10/29/2007

joy

I am positively giddy! I do not know if I have felt joy before today - the essence of what joy stands for and brings - but here it is and here am I! Just minutes after midnight this morning, the plans that I have prepared for years now, changed. And I could not be happier for that change. I have a fantastic (most likely to become realized) opportunity to do what God has been creating me to do: to be exactly what I am. This is the source of my joy. How amazing it is to know that I am soon living into the good works planned for me in advance to administer and serve His kingdom. There is still some process involved (mainly my acceptance and a phone interview). So, instead of going to my beloved Germany to study architecture in Berlin, there is a strong possibility of working in India for Engineering Ministries International those five months in the spring of 2008 - "designing a world of hope"! That would be amazing if I also can continue on and work in Uganda during June, like I was recently planning.

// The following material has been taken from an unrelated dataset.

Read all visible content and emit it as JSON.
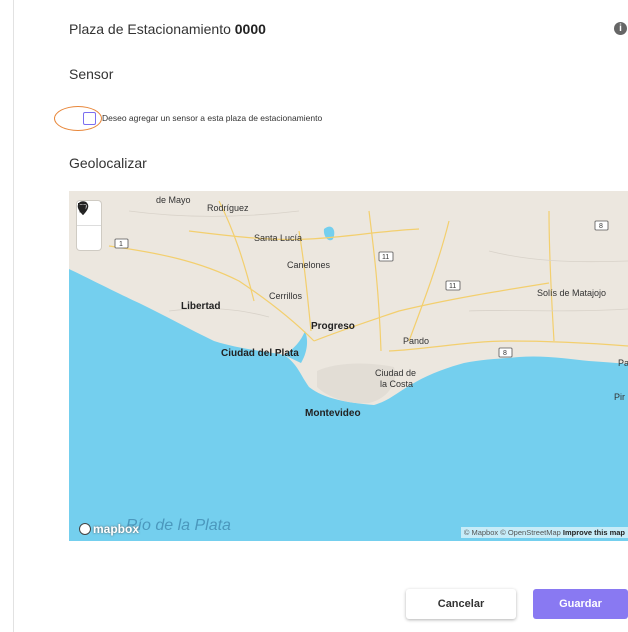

But if that does not happen, okay. I can work (paid work) as a house leader for local habitat or rest (imagine that) and do another Global Village Habitat project ... or maybe any other service organization that would have me.

This joy ... I never want to forget what it feels like ... where there is just no stopping an uninhibited smile that beams from ear to ear. If this is how excited I am just thinking about being in service, just imagine how off of the walls I am going to be out in the field. (I hope that this is not deflated by the upcoming all-saint's day and holidays).